Being the first born, the cautious guinea pig of the family who takes all the first steps of growing, I didn’t even touch the gas pedal that day. I just let the car roll very slow and tried to stay between the lines. In fifteen minutes, my mom had had enough, and we left.

I went back to the parking lot day after day, sometimes with my mom, sometimes with dad, and eventually got the guts to use the gas pedal. We practiced parking, turning, driving between the bright yellow barriers that lined the lot’s paths. I’ll never forget the day I met a car going the opposite direction on a two-way street, a small one, like a mail truck or custodian sweeper, on the road at the edge of the lot. My car seemed suddenly harder to steer. The other car’s bumper seemed ever closer, to hang over the dotted line to my side of the street. I tightened my grip and aimed for the spot between it and a post on the other side and the car passed easily.

We left the parking lots for the roads. First, a practically deserted military station, with streets all around. My younger sister, the next in line for driving, sometimes went with us. What went through her head I’ll never know, especially the time when, on a driveway turn-around, I lurched forward and hit a metal gate with a clang.

Every once in a while my dad would ask if I wanted to try the highway. I only wanted to as be far from it as possible for a boy who was too young to join NASA.
Anderson Avenue was our next move. I would drive from Blueville Nursery through Keats, and then turn around on highway 24. I started at 40 miles per hour, 15 below the speed limit, and cars passed me enough to frustrate my ego.
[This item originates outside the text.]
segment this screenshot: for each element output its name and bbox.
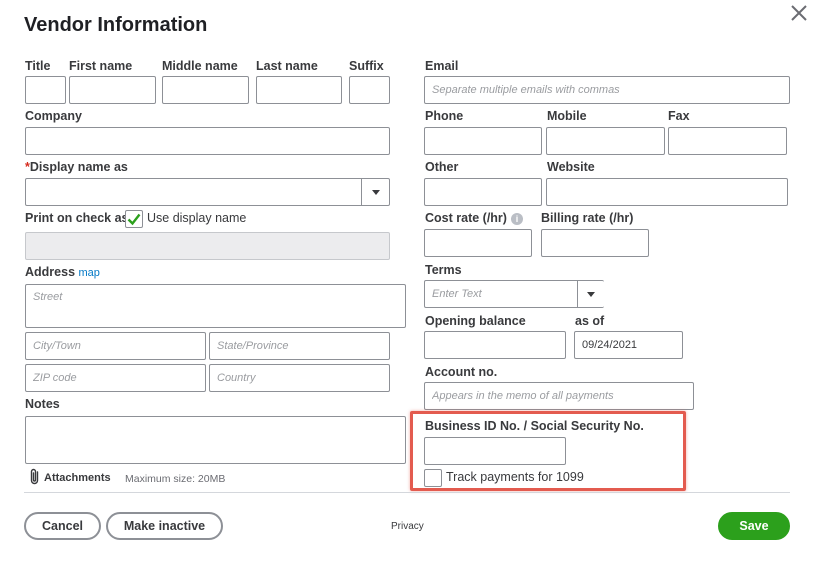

But I was soon at 45, 50 and then finally 55. With barriers of doubt crumbling, we went beyond: downtown, Fort Riley Boulevard and to Topeka on I-70.

I learned how cars feel different, how you notice speed change in the driver’s seat more than you do as a passenger. I learned to be calm in heavy traffic, how to watch for those hidden speed limit signs, that you can turn right on red and left on the green arrow.

When I began driver’s-ed class, I already knew everything. I had driven 50 hours or more. I wasn’t going to be like other kids that so nervous with a teacher in front. My instructor was a man who wore sunglasses and listened to country music as we drove. On the third day he said I was “a little too confident for his liking” and I settled down a little.

I started noticing things he didn’t, like obscure, yellow warning signs. And I learned even more. I’ll never be one of those car freaks who takes cars apart and snaps them back in one piece within the week. But I may need to know what driver’s-ed taught me, like how to change a tire.

I passed the class with flying colors and received for my efforts a pink slip of paper that was redeemable for a driver’s license.

However, through the classes, and the highway driving and driving with teachers and parents, I learned not only to drive safely in many different situations and emergencies, but also to almost hate driving.

It’s gonna be a long eighty years, my life.

My sister just started learning to drive. I asked her if she had been afraid to push the gas that day. No, she said, as if it were ridiculous. What is it with me anyway?